The following table illustrates the performance of the models after tunning the hyperparameters and carrying out the cross validation (folds = 5);
| Model | Train R2 | Test R2 | Train RMSE (kcal/mol) | Test RMSE (kcal/mol) |
|---|---|---|---|---|
| XG Boost | 0.986399 | 0.845785 | 0.770731 | 2.621787 |
| Random Forest | 0.979996 | 0.798638 | 0.9347 | 2.995871 |
| Bagged Tree | 0.980953 | 0.801947 | 0.912076 | 2.971157 |
-
Out of the optimized models, XG Boost machine learning model is the best performing model by having the highest R2 and lowest RMSE test scores.
-
Yet, the test scores are lower than the train scores even for the optimized models.

-
According to the test results of each model illustrated above, there is a similarity in the pattern of deviated points from the trend line when actual BDE
$>$ 30 kcal/mol. -
These outliers are the ones which cause to generate lower test scores. Therefore, the deviated derivatives were investigated further.
-
First, the common outliers for all three optimized models were identified by calculating
$\lvert$ Actual BDE - Predicted BDE$\rvert$ . -
Below figire, shows the list top 9 outliers where
$\lvert$ Actual BDE - Predicted BDE$\rvert$ $>$ 4 kcal/mol.
-
Seven of the nine outliers consist (CO)NH₂ group either in CoCpY' or CpY. Consequently, the (CO)NH₂ derivatives were sliced out and the distribution of the data was re-analyzed across each input feature.
-
As the above figure, the (CO)NH₂ derivatives do not appear as outliers when the entire data set is distributed across each input feature. However, since the input features do not provide a clear indication of (CO)NH₂ derivatives as outliers, it may be necessary to analyze a different property.
-
The properties of the substituted CoCp2OH complex that were not utilized as input features for the machine learning models, but were employed to determine the BDE, as well as the HOMO and LUMO energies of the complex, were analyzed in the subsequent step. The selected properties are listed below;
- Energy of Co[CpY][CpY']OH
- Energy of CoCpY'energy
- CpY energy
- BDE (target variable)
- HOMO energy of Co[CpY][CpY']OH
- LUMO energy of Co[CpY][CpY']OH
-
Based on the data presented in above plots, it is evident that (CO)NH₂ derivatives appear as significant outliers in the distribution of HOMO energy of the complex.
-
Due to the peculiar behavior of (CO)NH₂ derivatives, they were removed from the data set and then tried with the selected machine learning models to investigate whether they make a significant difference in the performance.
-
The performance of the selected machine learning models with the refined data is presented in below grid and the summary is mentioned in Table.
-
Both train and test scores have decreased but removing (CO)NH₂ outliers from the data set made a significant difference on test scores of all 3 machine learning models. Out of 3 machine learning models, optimized XG Boost model has achieved the best prediction accuracy for unseen data which is 97%.

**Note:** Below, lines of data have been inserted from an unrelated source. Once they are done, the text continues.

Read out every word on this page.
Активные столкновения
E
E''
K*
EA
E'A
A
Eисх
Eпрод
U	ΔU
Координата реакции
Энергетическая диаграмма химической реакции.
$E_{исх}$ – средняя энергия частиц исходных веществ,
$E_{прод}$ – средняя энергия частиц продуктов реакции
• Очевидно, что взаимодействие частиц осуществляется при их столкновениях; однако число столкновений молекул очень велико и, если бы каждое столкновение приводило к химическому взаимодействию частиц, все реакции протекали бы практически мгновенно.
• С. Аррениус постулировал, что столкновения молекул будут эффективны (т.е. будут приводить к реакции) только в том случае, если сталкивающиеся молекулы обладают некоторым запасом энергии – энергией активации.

| Model | Train R2 | Test R2 | Train RMSE (kcal/mol) | Test RMSE (kcal/mol) |
|---|---|---|---|---|
| XG Boost | 0.9846 | 0.9677 | 0.7128 | 0.9465 |
| Random Forest | 0.9894 | 0.9349 | 0.5929 | 1.3442 |
| Bagged Tree | 0.9885 | 0.9371 | 0.6152 | 1.3214 |
- The optimized XG Boost can be recommnded as a potential machine learning model to predict the stability of new di-substituted CoCp2OH derivatives with the best accuracy.
- The majority of (CO)NH₂ derivatives have higher BDE values with lower HOMO energies which implies that (CO)NH₂ stabilizes the complex by acting as electron withdrawing group.
- However, this observation appears to contradict our previous work and experimental results, which showed that electron-donating groups stabilize CoCp2OH derivatives.
- Therefore, the impact of (CO)NH₂ on the electronic structure of CoCp2OH is more complex than my initially thought.
- Further investigation is needed to fully understand how (CO)NH₂ impacts the electronic structure and stability of CoCp2OH.